Geocharax

Scientific classification
- Kingdom: Animalia
- Phylum: Arthropoda
- Clade: Pancrustacea
- Class: Malacostraca
- Order: Decapoda
- Suborder: Pleocyemata
- Family: Parastacidae
- Genus: Geocharax E. Clark, 1936
- Species: Geocharax falcata E. Clark, 1941; Geocharax tasmanicus (Erichson, 1846);

= Geocharax =

Genus of crustaceans

Geocharax is a genus of crayfish in the family Parastacidae with two described species, both found in southeastern Australia.
- Geocharax falcata is endemic to the Northern Grampians in Victoria. This species can be found in the headwaters of the Glenelg River and also throughout the north of the Grampians National Park in southwest Victoria.
- Geocharax tasmanicus is endemic to both Victoria and Tasmania. Within Tasmania, this species is restricted to the far northwest, occurring between Rocky Cape and Temma on the Tasmanian mainland and also on the King Island and the Hunter Island Group.
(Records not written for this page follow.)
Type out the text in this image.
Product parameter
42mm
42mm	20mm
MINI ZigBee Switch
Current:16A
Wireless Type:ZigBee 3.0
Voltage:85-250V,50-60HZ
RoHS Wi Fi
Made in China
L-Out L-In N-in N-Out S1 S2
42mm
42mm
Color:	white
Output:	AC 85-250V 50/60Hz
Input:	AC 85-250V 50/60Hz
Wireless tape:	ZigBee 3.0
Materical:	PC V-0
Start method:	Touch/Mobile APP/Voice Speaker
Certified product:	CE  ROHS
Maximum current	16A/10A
In Victoria, it is restricted to the Otway Region.

The IUCN conservation status of Geocharax falcata is "vulnerable" (VU). The species has a limited geographic range, and faces a high risk of endangerment in the medium term. The IUCN status of Geocharax tasmanicus is " least concern" (LC), with no immediate threat to survival. The IUCN status for both species was assessed in 2010.